Thank you so much for your series on the rise of fundamental
Christianity. I particularly enjoyed the essay that described the Five
Fundamentals and the one on the First Fundamental - the inerrancy of the
Bible. I have wondered whether the Bible itself ever claims to be the
inerrant word of God. I recognize the difficulty of this question, since
the Bible itself is a hodgepodge of many books that have been bundled
together over the ages. What I have found, however, is that discussing
biblical scholarship with fundamentalists usually gets me precisely nowhere.
They are unwilling to recognize that Moses could not have written the Torah,
or that the gospels were written years after Jesus' death. They continue to
believe that the books of the Bible arose more or less intact in that
particular order and mystically assembled themselves into a unit. They
insist that the obvious contradictions or factual errors are just our
misunderstanding of "the Word." They propose that the "texts of terror"

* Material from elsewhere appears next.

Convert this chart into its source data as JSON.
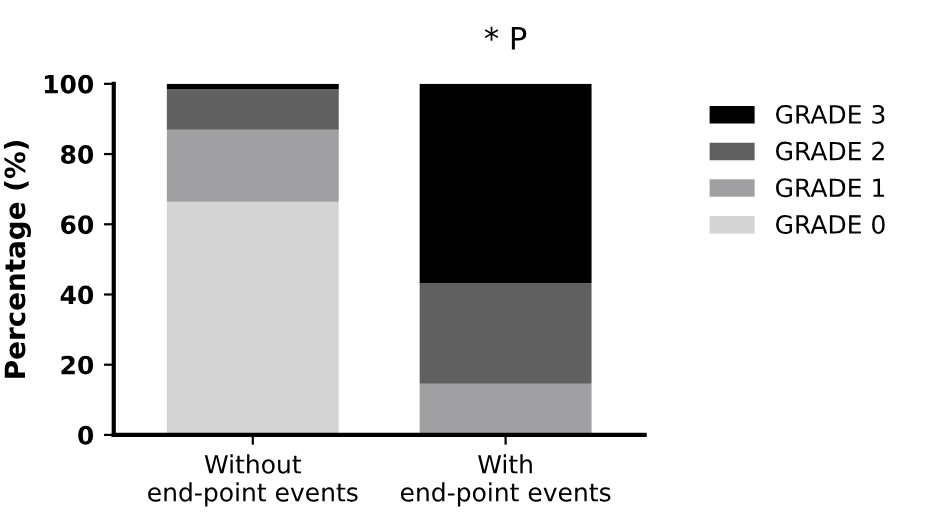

have been misinterpreted to justify the social evils of slavery, racism, and
sexism, or - worse - fundamentalists continue to quietly believe that these
social evils are indeed ordained by God! So, I want to take the argument
back into their court. I want to challenge the fundamentalists to prove to
me, via the Bible, that the Bible actually claims to be the inerrant word of
God. If the Bible itself doesn't claim it, why do they believe such an
outlandish claim? And my question to you is: does the Bible anywhere make
this claim?
The immediate and short answer is no, though fundamentalists
will quote various texts (like II Timothy 3:16) to prove it does. The
problem with that text is that when it was written there was no such thing
as the Bible as we now know it. The New Testament had not yet come into
being. The fact is that even to ask the question the way you did makes a
presupposition that is quite fundamentalist and thus plays right into the
hands of this absurdity - for even if a particular book of the Bible were to
contain that claim, the author of that book would have had no idea that his
work would someday be included in a book called the Bible. The various
texts that together we Christians now call the Bible were written over more
than a thousand years between about 1000 BCE and 135 CE. It was not a
single book by a single author but rather 66 separate books (and even more
if we count the Apocrypha), written by a variety of authors. None of these
authors believed that someday their words would be invested with either
holiness or inerrancy. When the authors of the books that we now call the
New Testament referred to scripture (Matt 12:10, 15:2,3, Luke 4:21, 22:27
and John 2:22, 7:38, 3:42, 10:35, 12:18, 17:12, 19:24, 19:28, 19:36-37,
20:9, and even the author of II Timothy to which I referred to earlier),
they are referring only to the Hebrew Scriptures, since at that time there
was no New Testament.
It is noteworthy that when the author of II Timothy wrote
that all "scripture is given by inspiration of God," he was referring to the
Old Testament since again, at that time, there was no such thing as the New
Testament.
So the claim that the Bible is the inerrant word of God is
itself a non-scriptural term and indeed was imposed on the texts of the
Bible at a much later time to meet the need of church leaders to have an
ally in their struggles to clarify their authority. If the "Word of God"
agrees with me then clearly my position is the correct one. There arose
from that corruption of both truth and rationality the incredible number of
abuses about which I have spoken so often in this column from
biblically-endorsed racism, sexism and homophobia to biblically-endorsed
war, persecution, and torture. Hope this clarifies your concern.